Locoregional CD40a therapy transforms the tumor immune microenvironment into a more immunogenic state. B16 tumors were explanted for immunohistochemistry 3 days after treatment, and stained for the pan‐T cell marker CD3 (cyan) and the macrophage marker CD68 (magenta). Blue indicates DAPI nuclear stain. A) Tumor tissue treated with isotype control antibody‐loaded hydrogels. B) Tumor tissue treated with 50 µg dose of CD40a in a hydrogel. C) Tumor tissue treated with 50 µg dose of CD40a as a local bolus. Tumor borders are indicated by the yellow dotted line. i–iii) Magnification of CD3+ cell infiltrated zones as indicated by the white dotted lines in (A)–(C). Single channel grayscale images of the CD3 and CD68 stains in the detailed view are provided below. Scale bars: (A)–(C) denote 500 microns; (i)–(iii) denote 100 microns.

Figure 9

Hydrogel delivery yields effective low dose CD40a monotherapy and synergizes with PD‐L1 blockade. A) Experimental scheme for low dose monotherapy on established B16F10 tumors. Hydrogels containing 10 µg CD40a slowed the B) growth of B16F10 tumors and C) extended survival.
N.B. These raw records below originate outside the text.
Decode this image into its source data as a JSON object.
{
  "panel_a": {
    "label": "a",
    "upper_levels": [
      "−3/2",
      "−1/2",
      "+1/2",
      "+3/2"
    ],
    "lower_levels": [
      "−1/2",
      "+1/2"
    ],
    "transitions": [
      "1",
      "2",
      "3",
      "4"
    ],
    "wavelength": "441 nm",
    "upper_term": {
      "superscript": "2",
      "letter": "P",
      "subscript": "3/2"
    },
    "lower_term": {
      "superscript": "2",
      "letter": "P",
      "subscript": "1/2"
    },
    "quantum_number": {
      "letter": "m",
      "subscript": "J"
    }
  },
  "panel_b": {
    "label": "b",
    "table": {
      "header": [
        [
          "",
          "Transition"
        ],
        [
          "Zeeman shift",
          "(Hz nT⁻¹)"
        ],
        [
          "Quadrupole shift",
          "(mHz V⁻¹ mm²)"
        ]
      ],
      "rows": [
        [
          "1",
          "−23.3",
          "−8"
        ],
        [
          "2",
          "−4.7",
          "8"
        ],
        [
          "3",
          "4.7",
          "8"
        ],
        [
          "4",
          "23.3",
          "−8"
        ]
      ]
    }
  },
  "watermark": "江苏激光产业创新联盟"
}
D) Experimental scheme for evaluating the impact of additional systemic anti‐PD‐L1 therapy in the treatment of established B16F10 tumors. E) Low dose locoregional CD40a therapy synergizes with systemic PD‐L1 blockade and yields long term survivors in the B16F10 model. Results are from two independent experiments. N = 10 for all groups. Data in (B) indicates mean and SEM. * indicates adjusted p values <0.005. Differences in tumor growth and survival were assessed using general linear models with SAS statistical software. False discovery rate (FDR) was controlled using the Benjamini and Hochberg method (Q = 1%).